Vu les autres pièces du dossier.
Vu la requête, enregistrée le 13 février 2026 sous le n° 2601959, par laquelle la requérante demande au tribunal d’annuler la décision dont elle demande la suspension dans la présente requête.
Vu :
- la convention internationale relative aux droits de l’enfant ;
- la convention européenne de sauvegarde des droits de l’homme et des libertés fondamentales ;
- le code de l’entrée et du séjour des étrangers et du droit d’asile ;
- le code de justice administrative.
La présidente du tribunal a désigné M. Clément, président, pour statuer sur les demandes de référé.
Considérant ce qui suit :
Aux termes du 1er alinéa de l’article L. 521-1 du code de justice administrative : « Quand une décision administrative, même de rejet, fait l'objet d'une requête en annulation ou en réformation, le juge des référés, saisi d'une demande en ce sens, peut ordonner la suspension de l'exécution de cette décision, ou de certains de ses effets, lorsque l'urgence le justifie et qu'il est fait état d'un moyen propre à créer, en l'état de l'instruction, un doute sérieux quant à la légalité de la décision. » Le premier alinéa de l’article R. 522-1 du même code précise que : « La requête visant au prononcé de mesures d’urgence doit (...) justifier de l’urgence de l’affaire. » En vertu de l’article L. 522-3 du même code, le juge des référés peut, par une ordonnance motivée, rejeter une requête sans instruction, ni audience, lorsque la condition d’urgence n’est pas remplie ou lorsqu’il apparaît manifeste, au vu de la demande, que celle-ci ne relève pas de la compétence de la juridiction administrative, qu’elle est irrecevable ou qu’elle est mal fondée.
L’urgence justifie que soit prononcée la suspension d'un acte administratif lorsque l'exécution de celui-ci porte atteinte, de manière suffisamment grave et immédiate, à un intérêt public, à la situation du requérant ou aux intérêts qu'il entend défendre.
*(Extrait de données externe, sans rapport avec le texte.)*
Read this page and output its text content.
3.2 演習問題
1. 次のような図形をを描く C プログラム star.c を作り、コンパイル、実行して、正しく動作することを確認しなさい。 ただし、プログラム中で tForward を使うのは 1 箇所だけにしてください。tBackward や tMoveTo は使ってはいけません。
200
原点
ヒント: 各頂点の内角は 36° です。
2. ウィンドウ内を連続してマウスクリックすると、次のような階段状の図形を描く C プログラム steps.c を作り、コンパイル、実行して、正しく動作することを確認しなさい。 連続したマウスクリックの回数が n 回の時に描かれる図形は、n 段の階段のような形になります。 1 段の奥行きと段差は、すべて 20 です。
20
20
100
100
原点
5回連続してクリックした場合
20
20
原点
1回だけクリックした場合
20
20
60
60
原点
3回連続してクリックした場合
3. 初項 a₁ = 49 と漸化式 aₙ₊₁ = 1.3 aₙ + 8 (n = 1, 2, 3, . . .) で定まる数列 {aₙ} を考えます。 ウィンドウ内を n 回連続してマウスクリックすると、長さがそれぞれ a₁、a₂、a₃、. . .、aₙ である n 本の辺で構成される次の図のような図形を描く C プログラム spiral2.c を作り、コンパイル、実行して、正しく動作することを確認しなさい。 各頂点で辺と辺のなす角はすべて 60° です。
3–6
Il appartient au juge des référés, saisi d'une demande tendant à la suspension d'une telle décision, d'apprécier concrètement, compte tenu des justifications fournies par le requérant, si ses effets sur la situation de ce dernier ou, le cas échéant, des personnes concernées, sont de nature à caractériser une urgence justifiant que, sans attendre le jugement de la requête au fond, l'exécution de la décision soit suspendue. L’urgence, en outre, doit être évaluée de manière objective et globale, en fonction de l’ensemble des circonstances de l’affaire, y compris la préservation des intérêts publics attachés à la mesure litigieuse.
Pour établir une situation d’urgence Mme A... B... fait valoir que la décision de transfert en Belgique aurait un effet sur son état de santé alors qu’elle est enceinte. Cependant, ces circonstances, alors qu’il n’est pas établi que le transfert en Belgique conduirait à une privation de soins ou qu’elle soit soumise à des traitements inhumains ou dégradant, il ne peut être retenu que la condition d’urgence requise par les dispositions précitées de l’article L. 521-1 du code de justice administrative soit regardée comme remplie.
Il résulte de ce qui précède, sans qu’il soit besoin d’examiner s’il est fait état d’un moyen propre à créer, en l’état de l’instruction, un doute sérieux quant à la légalité des décisions contestées, que la requête de Mme A... B... doit être rejetée selon la modalité prévue par l’article L. 522-3 du code de justice administrative.
ORDONNE :
Article 1er : La requête de Mme A... B... est rejetée.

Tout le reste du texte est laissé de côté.